Paul Krugman provides three slides in this article which explain why he believes that the US economy will experience periods of secular stagnation. We have secular stagnation when even zero interest rates are not able to restore full employment. We have spent the last seven years with real interest rates below zero and we have not restored full employment. Moreover, real interest rates have declined over the last three business cycles and we did not get much traction from monetary policy even before the 2008 crisis.
The 2001-2007 business cycle recovery was based upon an explosion of household debt as a percent of GDP. Households have been deleveraging during the current business cycle but even if household debt as a percent of GDP stabilized at the current level, spending would be 4% lower than it was during the 2001-2007 business cycle.

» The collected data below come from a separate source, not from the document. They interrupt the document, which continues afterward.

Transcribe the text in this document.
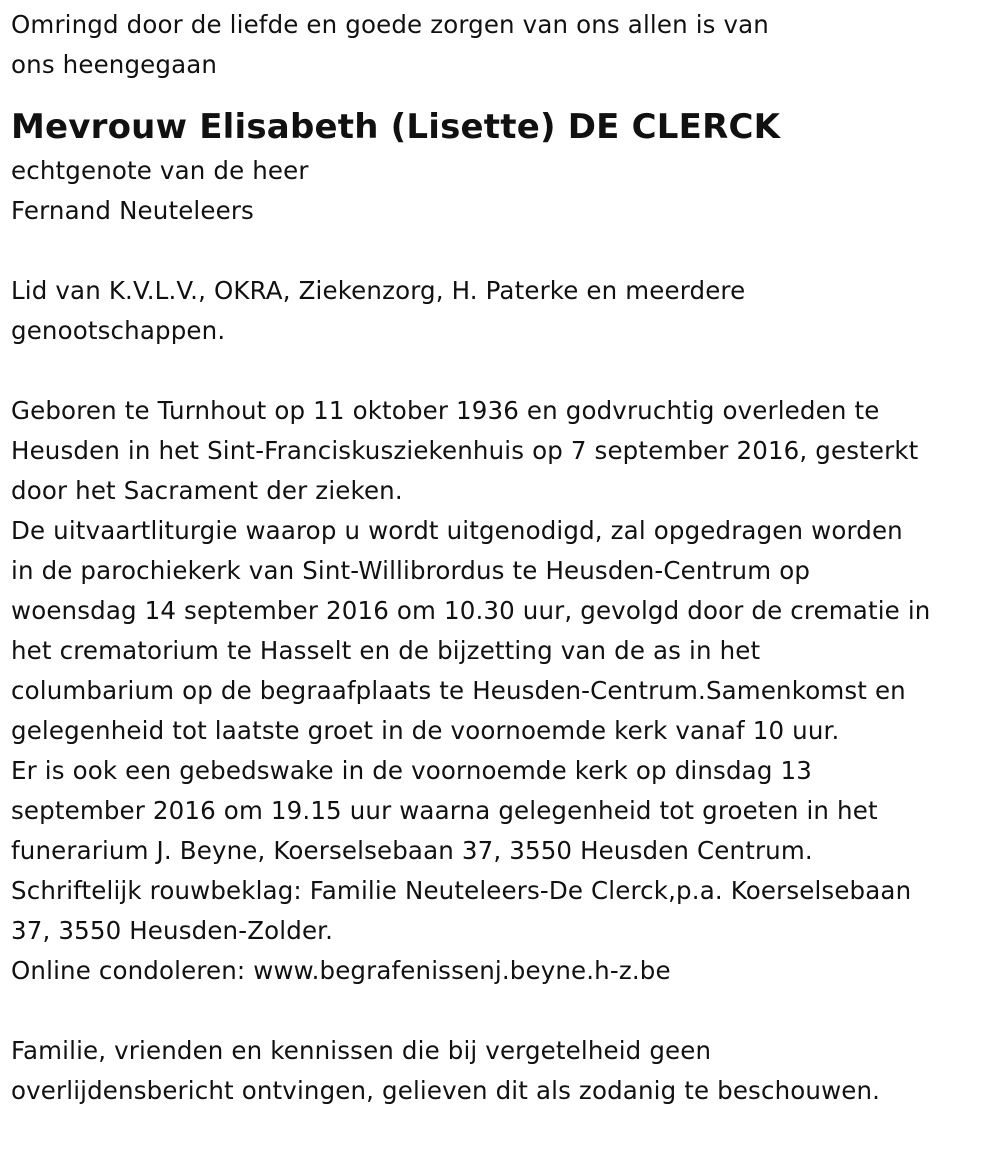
Omringd door de liefde en goede zorgen van ons allen is van
ons heengegaan
Mevrouw Elisabeth (Lisette) DE CLERCK
echtgenote van de heer
Fernand Neuteleers
Lid van K.V.L.V., OKRA, Ziekenzorg, H. Paterke en meerdere
genootschappen.
Geboren te Turnhout op 11 oktober 1936 en godvruchtig overleden te
Heusden in het Sint-Franciskusziekenhuis op 7 september 2016, gesterkt
door het Sacrament der zieken.
De uitvaartliturgie waarop u wordt uitgenodigd, zal opgedragen worden
in de parochiekerk van Sint-Willibrordus te Heusden-Centrum op
woensdag 14 september 2016 om 10.30 uur, gevolgd door de crematie in
het crematorium te Hasselt en de bijzetting van de as in het
columbarium op de begraafplaats te Heusden-Centrum.Samenkomst en
gelegenheid tot laatste groet in de voornoemde kerk vanaf 10 uur.
Er is ook een gebedswake in de voornoemde kerk op dinsdag 13
september 2016 om 19.15 uur waarna gelegenheid tot groeten in het
funerarium J. Beyne, Koerselsebaan 37, 3550 Heusden Centrum.
Schriftelijk rouwbeklag: Familie Neuteleers-De Clerck,p.a. Koerselsebaan
37, 3550 Heusden-Zolder.
Online condoleren: www.begrafenissenj.beyne.h-z.be
Familie, vrienden en kennissen die bij vergetelheid geen
overlijdensbericht ontvingen, gelieven dit als zodanig te beschouwen.
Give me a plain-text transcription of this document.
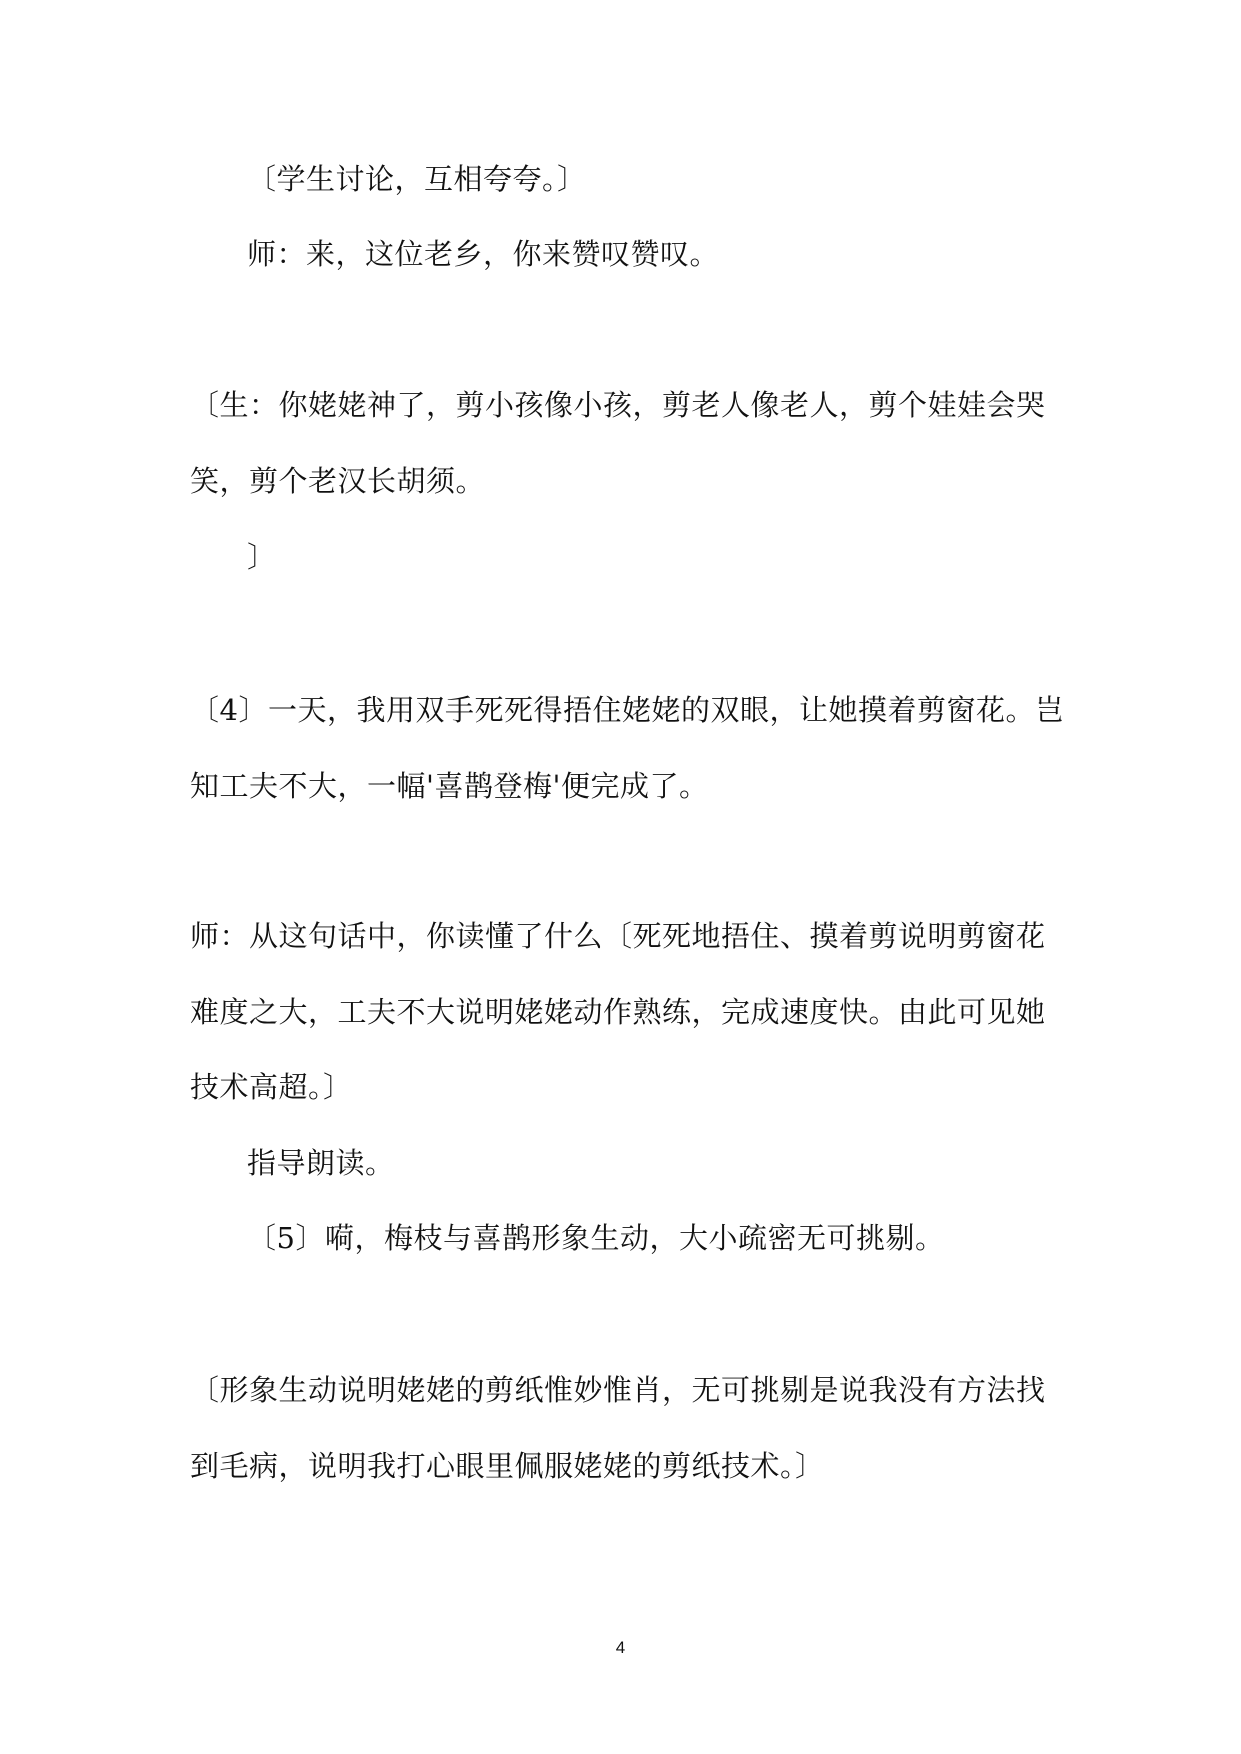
〔学生讨论，互相夸夸。〕
师：来，这位老乡，你来赞叹赞叹。
〔生：你姥姥神了，剪小孩像小孩，剪老人像老人，剪个娃娃会哭
笑，剪个老汉长胡须。
〕
〔4〕一天，我用双手死死得捂住姥姥的双眼，让她摸着剪窗花。岂
知工夫不大，一幅'喜鹊登梅'便完成了。
师：从这句话中，你读懂了什么〔死死地捂住、摸着剪说明剪窗花
难度之大，工夫不大说明姥姥动作熟练，完成速度快。由此可见她
技术高超。〕
指导朗读。
〔5〕嗬，梅枝与喜鹊形象生动，大小疏密无可挑剔。
〔形象生动说明姥姥的剪纸惟妙惟肖，无可挑剔是说我没有方法找
到毛病，说明我打心眼里佩服姥姥的剪纸技术。〕
4
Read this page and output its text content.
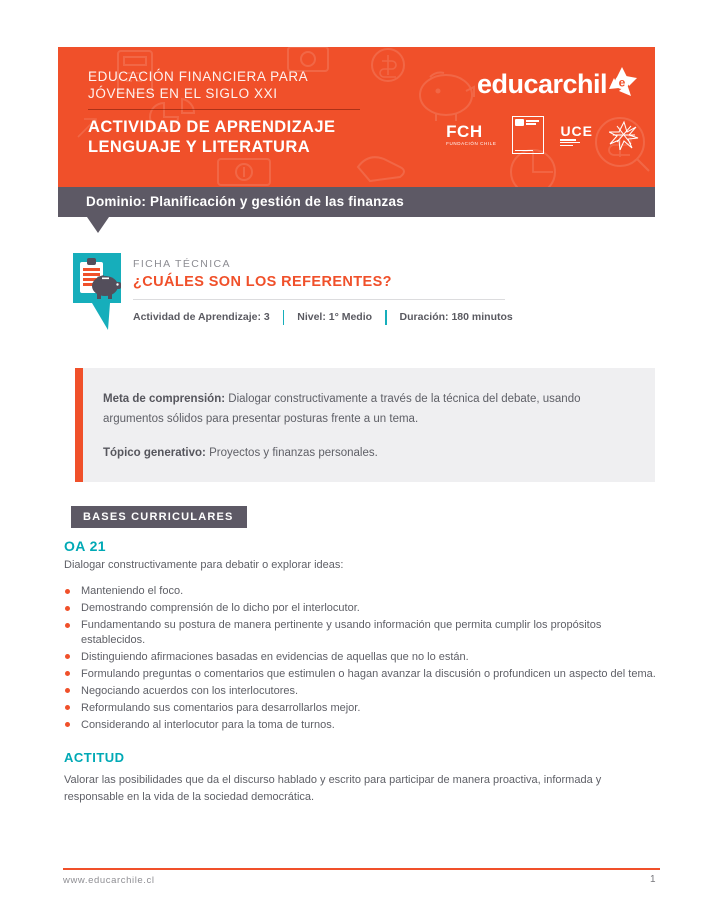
EDUCACIÓN FINANCIERA PARA
JÓVENES EN EL SIGLO XXI
ACTIVIDAD DE APRENDIZAJE
LENGUAJE Y LITERATURA
educarchil e
FCH
FUNDACIÓN CHILE
UCE
Dominio: Planificación y gestión de las finanzas
FICHA TÉCNICA
¿CUÁLES SON LOS REFERENTES?
Actividad de Aprendizaje: 3	Nivel: 1° Medio	Duración: 180 minutos

Meta de comprensión: Dialogar constructivamente a través de la técnica del debate, usando argumentos sólidos para presentar posturas frente a un tema.

Tópico generativo: Proyectos y finanzas personales.

BASES CURRICULARES

OA 21

Dialogar constructivamente para debatir o explorar ideas:

Manteniendo el foco.
Demostrando comprensión de lo dicho por el interlocutor.
Fundamentando su postura de manera pertinente y usando información que permita cumplir los propósitos establecidos.
Distinguiendo afirmaciones basadas en evidencias de aquellas que no lo están.
Formulando preguntas o comentarios que estimulen o hagan avanzar la discusión o profundicen un aspecto del tema.
Negociando acuerdos con los interlocutores.
Reformulando sus comentarios para desarrollarlos mejor.
Considerando al interlocutor para la toma de turnos.

ACTITUD

Valorar las posibilidades que da el discurso hablado y escrito para participar de manera proactiva, informada y responsable en la vida de la sociedad democrática.

www.educarchile.cl	1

A slowdown in population growth will have a negative impact on GDP growth in the US. Krugman argues that slower population growth will cause the growth in potential GDP to decline by 1%. Consequently, if we assume a 3:1 ratio of capital spending to output, a 1% decline in potential GDP growth will lead to a 3% drop in business investment.
If we add up the effect of a 4% decline in spending due to stabilizing household debt to GDP at the current level, and a 3% drop in business investment in response to a 1% decline in the growth of potential GDP, the US economy is faced with a 7% anti-stimulus burden to overcome relative to the 2001-2007 business cycle. Negative real interest rates may not provide the traction necessary to produce full employment.